Durch molekulare Modellierung von SAP97 wurde kürzlich nachgewiesen, daß die SH3-Domäne eine zur ATP-Bindungstasche der aktiven Guanylatkinase kompatible dreidimensionale Struktur aufweist (Wu et al., 2000). Deshalb wurde von den Autoren vorgeschlagen, daß die Bindung der SH3-Domäne nicht über ein spezifisches Sequenzmotiv, sondern über eine Interaktion mit der Oberfläche der ursprünglichen ATP-Bindungsregion verläuft (siehe Abb. 5.1). Die Ergebnisse der hier durchgeführten Nukleotid-Bindungsstudien an der GK-Domäne von SAP97 stützen diese Hypothese aus zwei Gründen: Erstens bindet die GK-Domäne von SAP97 nicht mehr spezifisch an ATP und zweitens deutet die Detektion von SAP97-GK-SO42--Komplexen im Massenspektrum an, daß eine positiv geladene rudimentäre ATP-Bindungstasche in der GK-Domäne (welche aufgrund der angesprochenen strukturellen Besonderheiten jedoch vermutlich signifikant von jener der authentischen Guanylatkinase abweicht) noch zu existieren scheint. All diese Beobachtungen gehen mit der derzeitigen grundlegenden Annahme konform, daß die GK-Domäne aus der aktiven Guanylatkinase hervorgegangen ist und in Mehrzellern nur noch eine strukturelle Funktion besitzt.

In den Tyrosinkinasen Src und Hck bindet die SH3-Domäne an ein unvollständiges TypII Polyprolin-Segment (Feng et al., 1994; ebenfalls ohne minimale Consensussequenz PXXP, X

steht für jede beliebige Aminosäure) des SH2-Kinase-Linkers und interagiert zusätzlich direkt mit der Kinase-Domäne. Die SH2-Domäne bindet ihrerseits an ein Phosphotyrosin des, der Kinase-Domäne folgenden, C-Terminus. In Analogie zu den Tyrosinkinasen deuten die Ergebnisse dieser Arbeit an, daß an der intramolekularen Interaktion in SAP97-SH3/GK sowohl interne Regionen der GK-Domäne, als auch die der GK-Domäne nachfolgende C-terminale Sequenz beteiligt sind. Wu et al. (2000) wiesen in ihrer Studie zur intramolekularen Interaktion in SAP97 nach, daß sowohl die SH3-Domäne, als auch das I3-Insert der U5-Helix mit der GK-Domäne interagiert.

Abb. 5.1 Modell der Interaktion von SH3- (blau) und GK-Domäne (gelb) in SAP97. Die SH3-Domäne bildet einen Loop, welcher direkt in die ursprüngliche ATP-Bindungstasche hineinragt.

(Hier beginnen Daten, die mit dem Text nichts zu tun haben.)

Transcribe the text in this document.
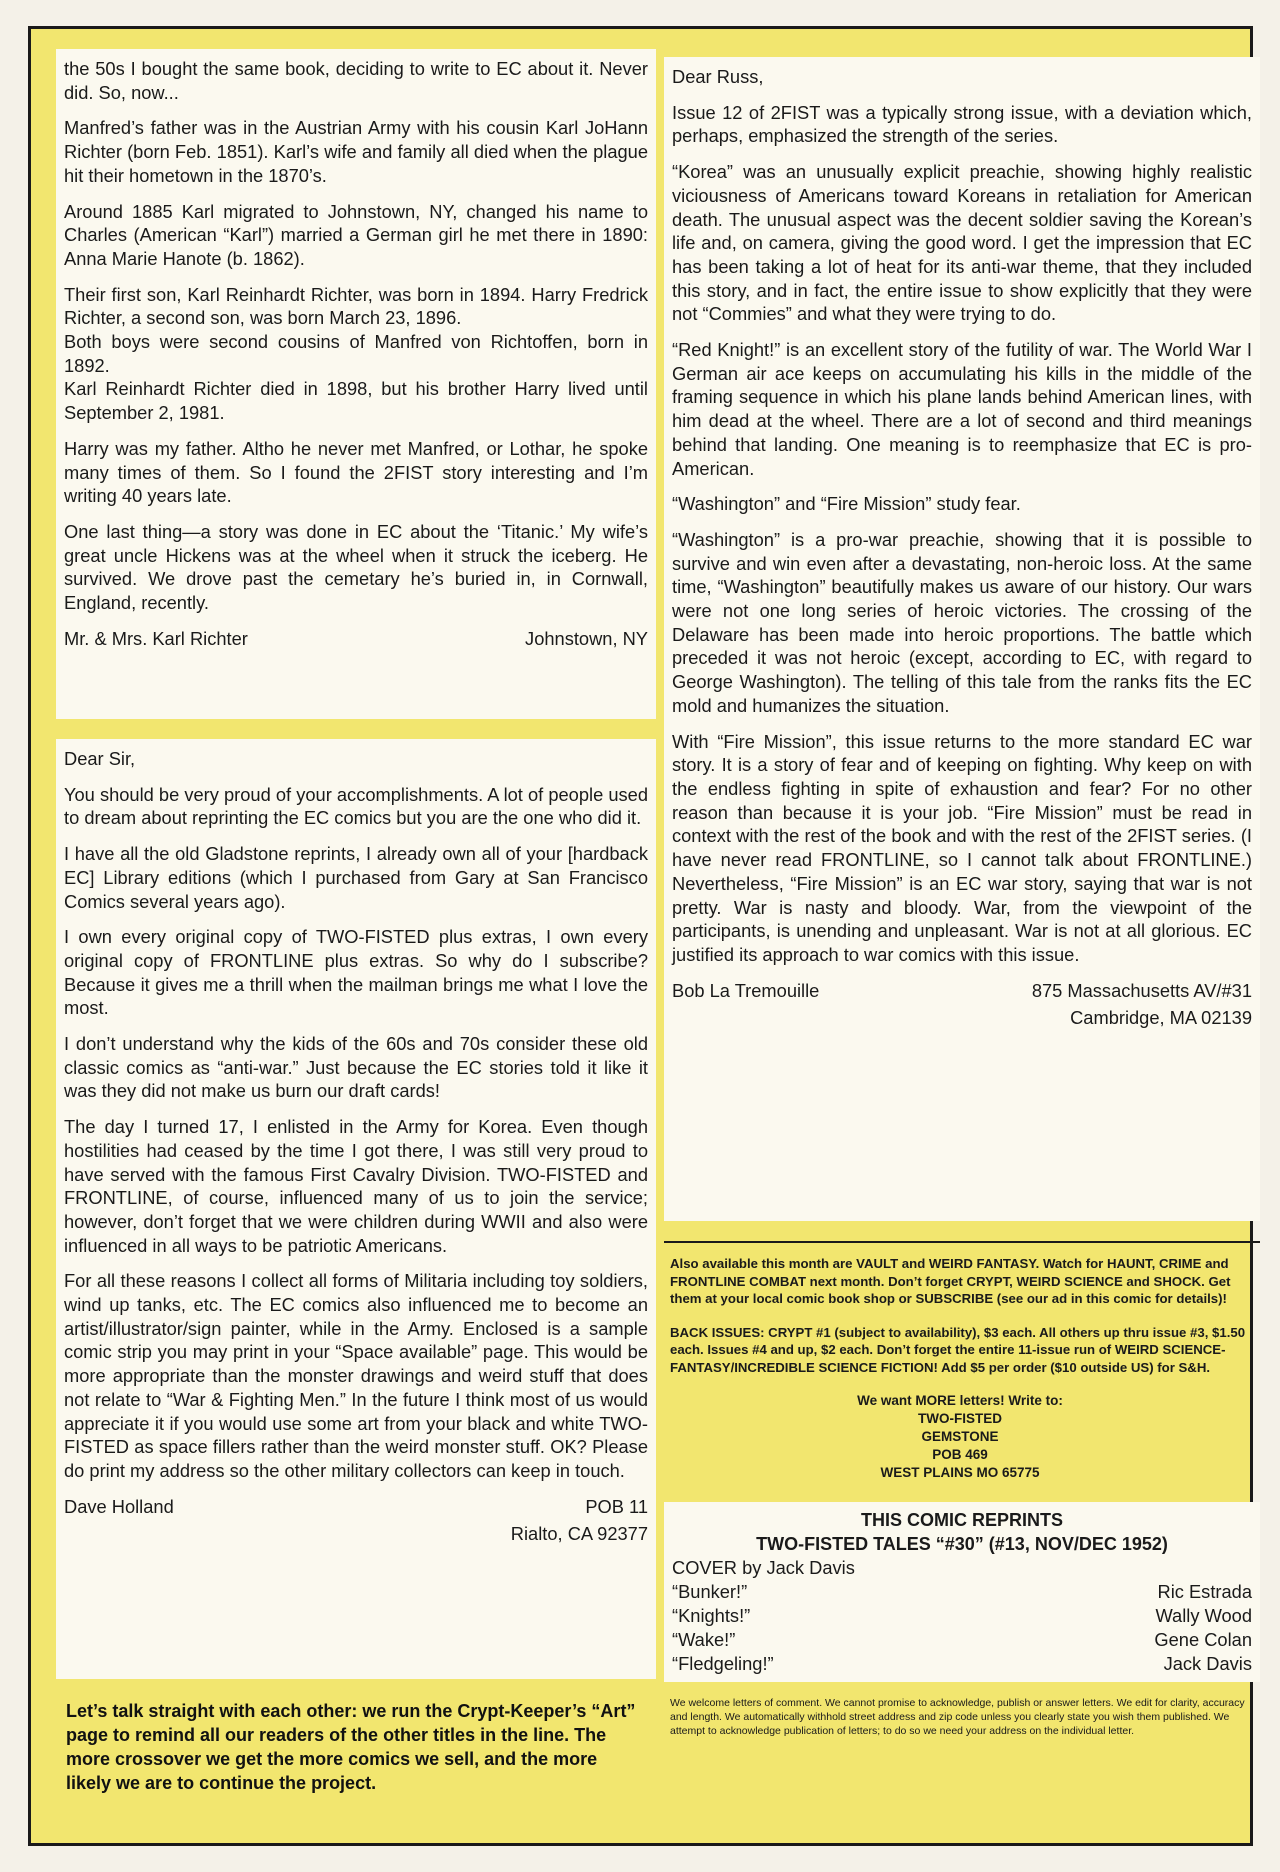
the 50s I bought the same book, deciding to write to EC about it. Never did. So, now...

Manfred’s father was in the Austrian Army with his cousin Karl JoHann Richter (born Feb. 1851). Karl’s wife and family all died when the plague hit their hometown in the 1870’s.

Around 1885 Karl migrated to Johnstown, NY, changed his name to Charles (American “Karl”) married a German girl he met there in 1890: Anna Marie Hanote (b. 1862).

Their first son, Karl Reinhardt Richter, was born in 1894. Harry Fredrick Richter, a second son, was born March 23, 1896.

Both boys were second cousins of Manfred von Richtoffen, born in 1892.

Karl Reinhardt Richter died in 1898, but his brother Harry lived until September 2, 1981.

Harry was my father. Altho he never met Manfred, or Lothar, he spoke many times of them. So I found the 2FIST story interesting and I’m writing 40 years late.

One last thing—a story was done in EC about the ‘Titanic.’ My wife’s great uncle Hickens was at the wheel when it struck the iceberg. He survived. We drove past the cemetary he’s buried in, in Cornwall, England, recently.

Mr. & Mrs. Karl Richter	Johnstown, NY

Dear Sir,

You should be very proud of your accomplishments. A lot of people used to dream about reprinting the EC comics but you are the one who did it.

I have all the old Gladstone reprints, I already own all of your [hardback EC] Library editions (which I purchased from Gary at San Francisco Comics several years ago).

I own every original copy of TWO-FISTED plus extras, I own every original copy of FRONTLINE plus extras. So why do I subscribe? Because it gives me a thrill when the mailman brings me what I love the most.

I don’t understand why the kids of the 60s and 70s consider these old classic comics as “anti-war.” Just because the EC stories told it like it was they did not make us burn our draft cards!

The day I turned 17, I enlisted in the Army for Korea. Even though hostilities had ceased by the time I got there, I was still very proud to have served with the famous First Cavalry Division. TWO-FISTED and FRONTLINE, of course, influenced many of us to join the service; however, don’t forget that we were children during WWII and also were influenced in all ways to be patriotic Americans.

For all these reasons I collect all forms of Militaria including toy soldiers, wind up tanks, etc. The EC comics also influenced me to become an artist/illustrator/sign painter, while in the Army. Enclosed is a sample comic strip you may print in your “Space available” page. This would be more appropriate than the monster drawings and weird stuff that does not relate to “War & Fighting Men.” In the future I think most of us would appreciate it if you would use some art from your black and white TWO-FISTED as space fillers rather than the weird monster stuff. OK? Please do print my address so the other military collectors can keep in touch.

Dave Holland	POB 11
Rialto, CA 92377
Let’s talk straight with each other: we run the Crypt-Keeper’s “Art” page to remind all our readers of the other titles in the line. The more crossover we get the more comics we sell, and the more likely we are to continue the project.

Dear Russ,

Issue 12 of 2FIST was a typically strong issue, with a deviation which, perhaps, emphasized the strength of the series.

“Korea” was an unusually explicit preachie, showing highly realistic viciousness of Americans toward Koreans in retaliation for American death. The unusual aspect was the decent soldier saving the Korean’s life and, on camera, giving the good word. I get the impression that EC has been taking a lot of heat for its anti-war theme, that they included this story, and in fact, the entire issue to show explicitly that they were not “Commies” and what they were trying to do.

“Red Knight!” is an excellent story of the futility of war. The World War I German air ace keeps on accumulating his kills in the middle of the framing sequence in which his plane lands behind American lines, with him dead at the wheel. There are a lot of second and third meanings behind that landing. One meaning is to reemphasize that EC is pro-American.

“Washington” and “Fire Mission” study fear.

“Washington” is a pro-war preachie, showing that it is possible to survive and win even after a devastating, non-heroic loss. At the same time, “Washington” beautifully makes us aware of our history. Our wars were not one long series of heroic victories. The crossing of the Delaware has been made into heroic proportions. The battle which preceded it was not heroic (except, according to EC, with regard to George Washington). The telling of this tale from the ranks fits the EC mold and humanizes the situation.

With “Fire Mission”, this issue returns to the more standard EC war story. It is a story of fear and of keeping on fighting. Why keep on with the endless fighting in spite of exhaustion and fear? For no other reason than because it is your job. “Fire Mission” must be read in context with the rest of the book and with the rest of the 2FIST series. (I have never read FRONTLINE, so I cannot talk about FRONTLINE.) Nevertheless, “Fire Mission” is an EC war story, saying that war is not pretty. War is nasty and bloody. War, from the viewpoint of the participants, is unending and unpleasant. War is not at all glorious. EC justified its approach to war comics with this issue.

Bob La Tremouille	875 Massachusetts AV/#31
Cambridge, MA 02139

Also available this month are VAULT and WEIRD FANTASY. Watch for HAUNT, CRIME and FRONTLINE COMBAT next month. Don’t forget CRYPT, WEIRD SCIENCE and SHOCK. Get them at your local comic book shop or SUBSCRIBE (see our ad in this comic for details)!

BACK ISSUES: CRYPT #1 (subject to availability), $3 each. All others up thru issue #3, $1.50 each. Issues #4 and up, $2 each. Don’t forget the entire 11-issue run of WEIRD SCIENCE-FANTASY/INCREDIBLE SCIENCE FICTION! Add $5 per order ($10 outside US) for S&H.

We want MORE letters! Write to:
TWO-FISTED
GEMSTONE
POB 469
WEST PLAINS MO 65775
THIS COMIC REPRINTS
TWO-FISTED TALES “#30” (#13, NOV/DEC 1952)
COVER by Jack Davis
“Bunker!”	Ric Estrada
“Knights!”	Wally Wood
“Wake!”	Gene Colan
“Fledgeling!”	Jack Davis
We welcome letters of comment. We cannot promise to acknowledge, publish or answer letters. We edit for clarity, accuracy and length. We automatically withhold street address and zip code unless you clearly state you wish them published. We attempt to acknowledge publication of letters; to do so we need your address on the individual letter.
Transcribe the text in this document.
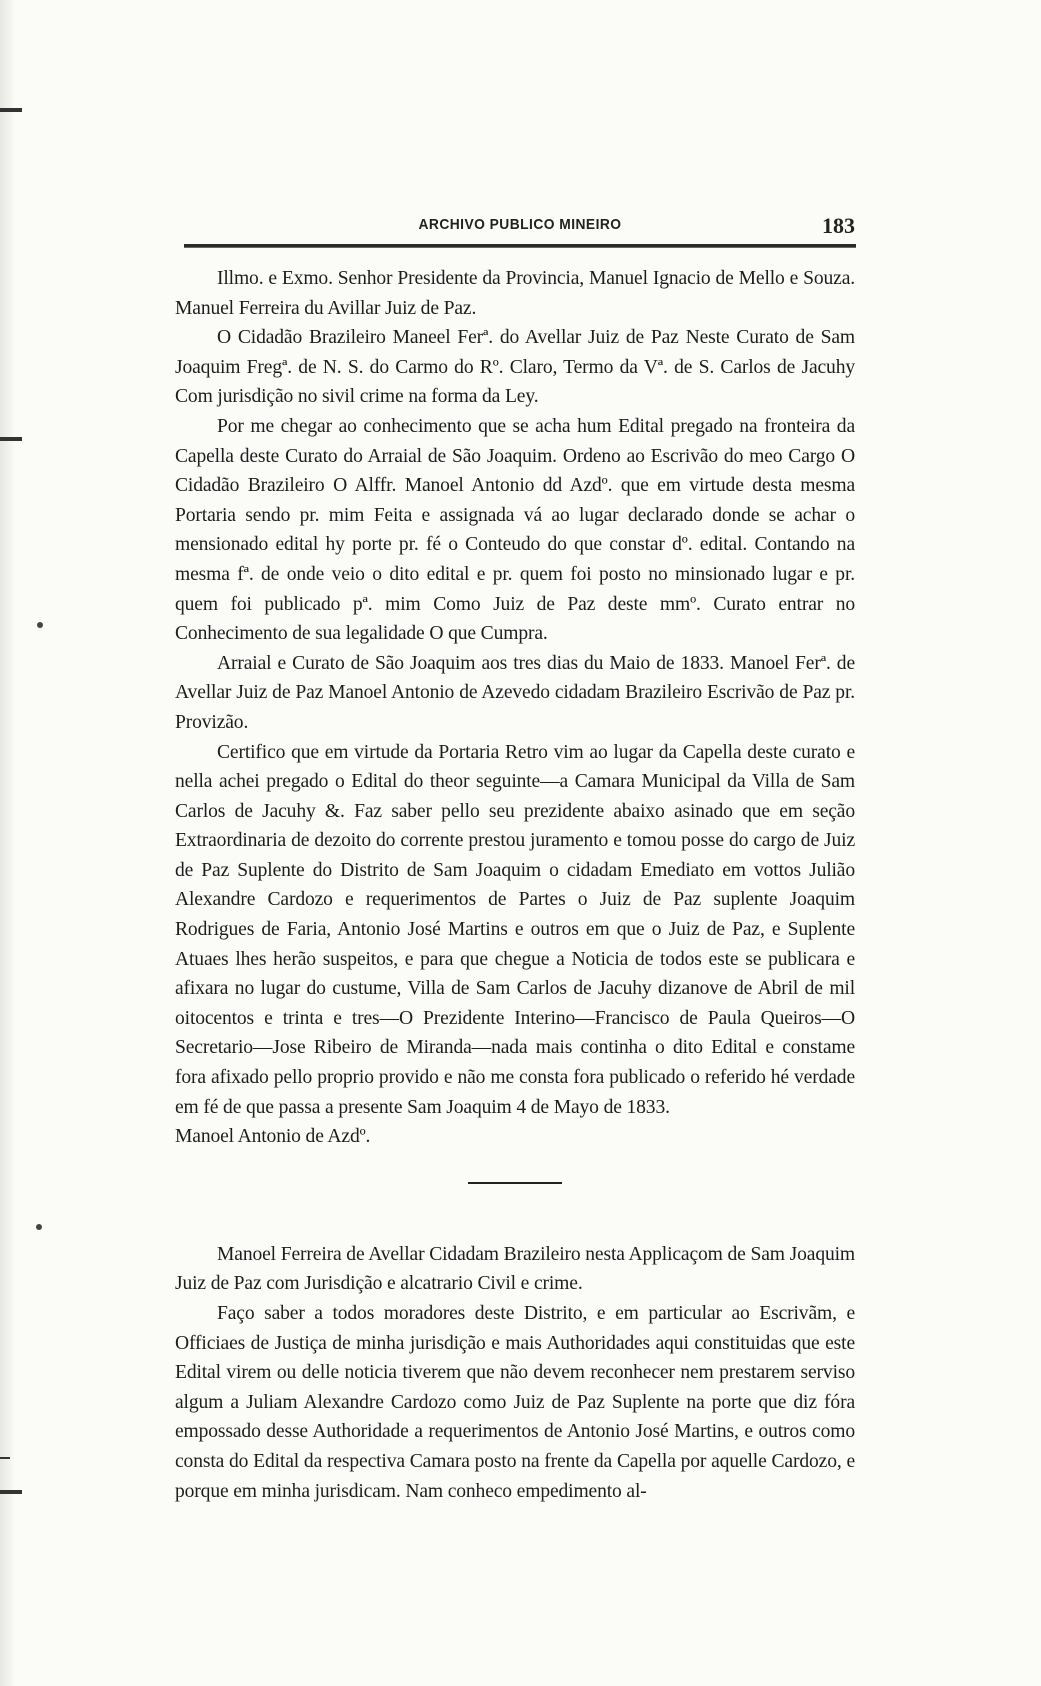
ARCHIVO PUBLICO MINEIRO	183

Illmo. e Exmo. Senhor Presidente da Provincia, Manuel Ignacio de Mello e Souza. Manuel Ferreira du Avillar Juiz de Paz.

O Cidadão Brazileiro Maneel Ferª. do Avellar Juiz de Paz Neste Curato de Sam Joaquim Fregª. de N. S. do Carmo do Rº. Claro, Termo da Vª. de S. Carlos de Jacuhy Com jurisdição no sivil crime na forma da Ley.

Por me chegar ao conhecimento que se acha hum Edital pregado na fronteira da Capella deste Curato do Arraial de São Joaquim. Ordeno ao Escrivão do meo Cargo O Cidadão Brazileiro O Alffr. Manoel Antonio dd Azdº. que em virtude desta mesma Portaria sendo pr. mim Feita e assignada vá ao lugar declarado donde se achar o mensionado edital hy porte pr. fé o Conteudo do que constar dº. edital. Contando na mesma fª. de onde veio o dito edital e pr. quem foi posto no minsionado lugar e pr. quem foi publicado pª. mim Como Juiz de Paz deste mmº. Curato entrar no Conhecimento de sua legalidade O que Cumpra.

Arraial e Curato de São Joaquim aos tres dias du Maio de 1833. Manoel Ferª. de Avellar Juiz de Paz Manoel Antonio de Azevedo cidadam Brazileiro Escrivão de Paz pr. Provizão.

Certifico que em virtude da Portaria Retro vim ao lugar da Capella deste curato e nella achei pregado o Edital do theor seguinte—a Camara Municipal da Villa de Sam Carlos de Jacuhy &. Faz saber pello seu prezidente abaixo asinado que em seção Extraordinaria de dezoito do corrente prestou juramento e tomou posse do cargo de Juiz de Paz Suplente do Distrito de Sam Joaquim o cidadam Emediato em vottos Julião Alexandre Cardozo e requerimentos de Partes o Juiz de Paz suplente Joaquim Rodrigues de Faria, Antonio José Martins e outros em que o Juiz de Paz, e Suplente Atuaes lhes herão suspeitos, e para que chegue a Noticia de todos este se publicara e afixara no lugar do custume, Villa de Sam Carlos de Jacuhy dizanove de Abril de mil oitocentos e trinta e tres—O Prezidente Interino—Francisco de Paula Queiros—O Secretario—Jose Ribeiro de Miranda—nada mais continha o dito Edital e constame fora afixado pello proprio provido e não me consta fora publicado o referido hé verdade em fé de que passa a presente Sam Joaquim 4 de Mayo de 1833.

Manoel Antonio de Azdº.

Manoel Ferreira de Avellar Cidadam Brazileiro nesta Applicaçom de Sam Joaquim Juiz de Paz com Jurisdição e alcatrario Civil e crime.

Faço saber a todos moradores deste Distrito, e em particular ao Escrivãm, e Officiaes de Justiça de minha jurisdição e mais Authoridades aqui constituidas que este Edital virem ou delle noticia tiverem que não devem reconhecer nem prestarem serviso algum a Juliam Alexandre Cardozo como Juiz de Paz Suplente na porte que diz fóra empossado desse Authoridade a requerimentos de Antonio José Martins, e outros como consta do Edital da respectiva Camara posto na frente da Capella por aquelle Cardozo, e porque em minha jurisdicam. Nam conheco empedimento al-
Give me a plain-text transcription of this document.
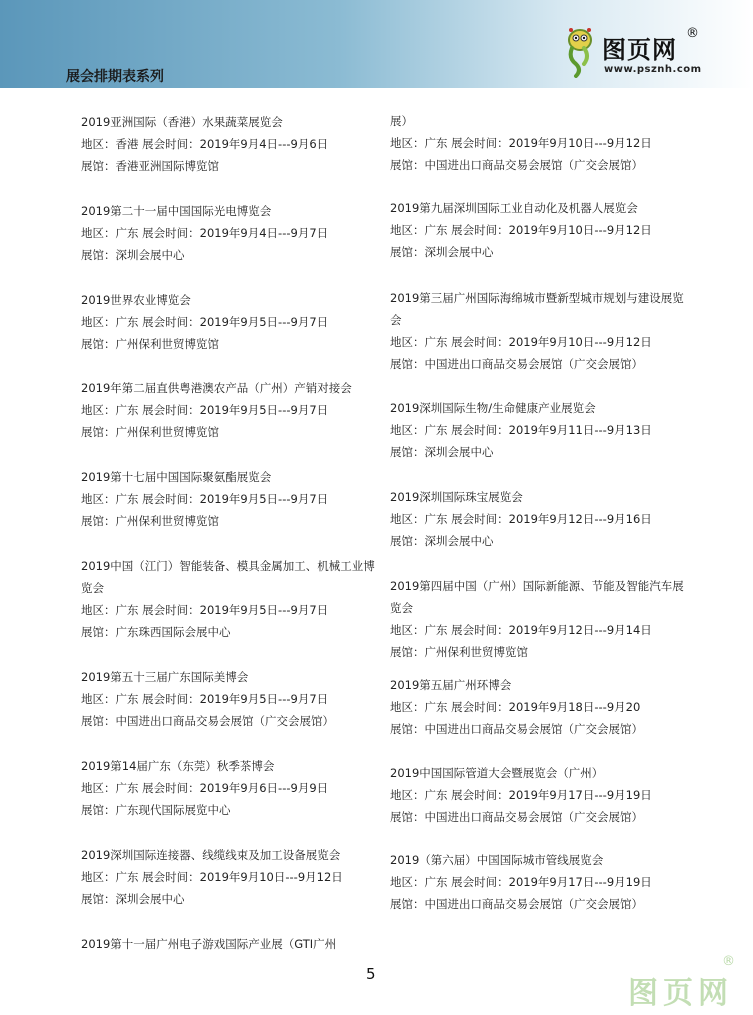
展会排期表系列
图页网
®
www.psznh.com
2019亚洲国际（香港）水果蔬菜展览会
地区：香港 展会时间：2019年9月4日---9月6日
展馆：香港亚洲国际博览馆
2019第二十一届中国国际光电博览会
地区：广东 展会时间：2019年9月4日---9月7日
展馆：深圳会展中心
2019世界农业博览会
地区：广东 展会时间：2019年9月5日---9月7日
展馆：广州保利世贸博览馆
2019年第二届直供粤港澳农产品（广州）产销对接会
地区：广东 展会时间：2019年9月5日---9月7日
展馆：广州保利世贸博览馆
2019第十七届中国国际聚氨酯展览会
地区：广东 展会时间：2019年9月5日---9月7日
展馆：广州保利世贸博览馆
2019中国（江门）智能装备、模具金属加工、机械工业博览会
地区：广东 展会时间：2019年9月5日---9月7日
展馆：广东珠西国际会展中心
2019第五十三届广东国际美博会
地区：广东 展会时间：2019年9月5日---9月7日
展馆：中国进出口商品交易会展馆（广交会展馆）
2019第14届广东（东莞）秋季茶博会
地区：广东 展会时间：2019年9月6日---9月9日
展馆：广东现代国际展览中心
2019深圳国际连接器、线缆线束及加工设备展览会
地区：广东 展会时间：2019年9月10日---9月12日
展馆：深圳会展中心
2019第十一届广州电子游戏国际产业展（GTI广州
展）
地区：广东 展会时间：2019年9月10日---9月12日
展馆：中国进出口商品交易会展馆（广交会展馆）
2019第九届深圳国际工业自动化及机器人展览会
地区：广东 展会时间：2019年9月10日---9月12日
展馆：深圳会展中心
2019第三届广州国际海绵城市暨新型城市规划与建设展览会
地区：广东 展会时间：2019年9月10日---9月12日
展馆：中国进出口商品交易会展馆（广交会展馆）
2019深圳国际生物/生命健康产业展览会
地区：广东 展会时间：2019年9月11日---9月13日
展馆：深圳会展中心
2019深圳国际珠宝展览会
地区：广东 展会时间：2019年9月12日---9月16日
展馆：深圳会展中心
2019第四届中国（广州）国际新能源、节能及智能汽车展览会
地区：广东 展会时间：2019年9月12日---9月14日
展馆：广州保利世贸博览馆
2019第五届广州环博会
地区：广东 展会时间：2019年9月18日---9月20
展馆：中国进出口商品交易会展馆（广交会展馆）
2019中国国际管道大会暨展览会（广州）
地区：广东 展会时间：2019年9月17日---9月19日
展馆：中国进出口商品交易会展馆（广交会展馆）
2019（第六届）中国国际城市管线展览会
地区：广东 展会时间：2019年9月17日---9月19日
展馆：中国进出口商品交易会展馆（广交会展馆）
5
图页网
®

Die SH3-Domäne wurde nach Vorlage der SH3-Domäne des growth factor bound protein 2 (1GRI) und die GK-Domäne nach Vorlage der Hefe-GUK1 (1GKY) modelliert. Abkürzungen 1GRI und 1GKY siehe Brookhaven Protein-Datenbank.

Die hier vorliegenden Ergebnisse lassen den Schluß zu, daß die geschlossen Konformation der SH3/GK-Region über mindestens zwei Bindungen erreicht wird. Die erste Interaktion verläuft über die SH3-Domäne und eine interne Region der GK-Domäne, dies könnte die ursprüngliche ATP-Bindungstasche sein. Darüberhinaus existiert vermutlich eine zweite Interaktion zwischen der U5-Sequenz und dem C-Terminus von SAP97. Diese Hypothese wird auch zusätzlich durch

das Modell von SAP97 gestützt, in welchem die U5-Helix der C-terminalen Sequenz sehr nahe kommt (Wu et al., 2000).